I ran the first half dozen or so projects using carpet tape to secure the work pieces. Finally last night I used vCarve to draw up a grid of 100 hold down holes for 1/4" inserts and used the machine to mill the holes within the field. I then used those holes to manually lay out holes outside the field and manually drilled them. Ended up the holes in the front corners were too close to the frame brackets and interfere but otherwise things went well. Today, I’m planning on milling some hold down clamps and then begin working on projects in earnest.
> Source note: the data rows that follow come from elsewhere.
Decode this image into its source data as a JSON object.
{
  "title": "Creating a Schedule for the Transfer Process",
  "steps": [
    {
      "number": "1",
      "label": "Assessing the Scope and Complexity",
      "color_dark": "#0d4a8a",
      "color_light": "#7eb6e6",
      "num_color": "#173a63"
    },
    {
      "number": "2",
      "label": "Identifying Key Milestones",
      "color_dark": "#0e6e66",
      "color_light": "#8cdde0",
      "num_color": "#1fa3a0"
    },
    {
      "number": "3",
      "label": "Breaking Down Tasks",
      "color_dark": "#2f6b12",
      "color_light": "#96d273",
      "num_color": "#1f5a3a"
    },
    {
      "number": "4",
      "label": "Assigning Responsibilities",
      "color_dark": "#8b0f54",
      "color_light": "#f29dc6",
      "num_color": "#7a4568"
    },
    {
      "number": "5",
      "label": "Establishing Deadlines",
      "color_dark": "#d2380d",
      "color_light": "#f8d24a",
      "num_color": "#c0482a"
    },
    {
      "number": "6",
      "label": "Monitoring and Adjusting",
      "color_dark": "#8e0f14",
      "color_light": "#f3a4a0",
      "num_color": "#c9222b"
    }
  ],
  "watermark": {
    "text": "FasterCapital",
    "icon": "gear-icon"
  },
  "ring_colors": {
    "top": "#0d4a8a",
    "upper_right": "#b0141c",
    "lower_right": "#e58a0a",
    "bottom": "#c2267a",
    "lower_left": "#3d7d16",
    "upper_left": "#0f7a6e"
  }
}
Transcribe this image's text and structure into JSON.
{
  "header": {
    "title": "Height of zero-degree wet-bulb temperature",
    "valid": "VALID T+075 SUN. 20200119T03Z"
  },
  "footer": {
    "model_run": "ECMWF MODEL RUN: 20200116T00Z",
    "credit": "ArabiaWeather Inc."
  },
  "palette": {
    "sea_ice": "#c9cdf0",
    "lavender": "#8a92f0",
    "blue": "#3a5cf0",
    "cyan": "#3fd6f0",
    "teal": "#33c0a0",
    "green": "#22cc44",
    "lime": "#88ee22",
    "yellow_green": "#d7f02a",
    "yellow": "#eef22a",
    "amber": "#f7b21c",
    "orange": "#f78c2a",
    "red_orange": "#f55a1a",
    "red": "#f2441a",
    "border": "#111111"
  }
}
Overall, I’m very pleased with how things turned out. I do have some modifications in mind but the machine is very capable as it sits. I would wholeheartedly recommend the xCarve, whether you go the cheapskate route, or simply purchase the full kit. From what I can tell, the machine is just as capable as the $4000 CNC shark sold by Rockler, at less than 1/3 the cost. I can’t comment on customer support, or replacement part availability as everything from Inventables was perfect and just worked.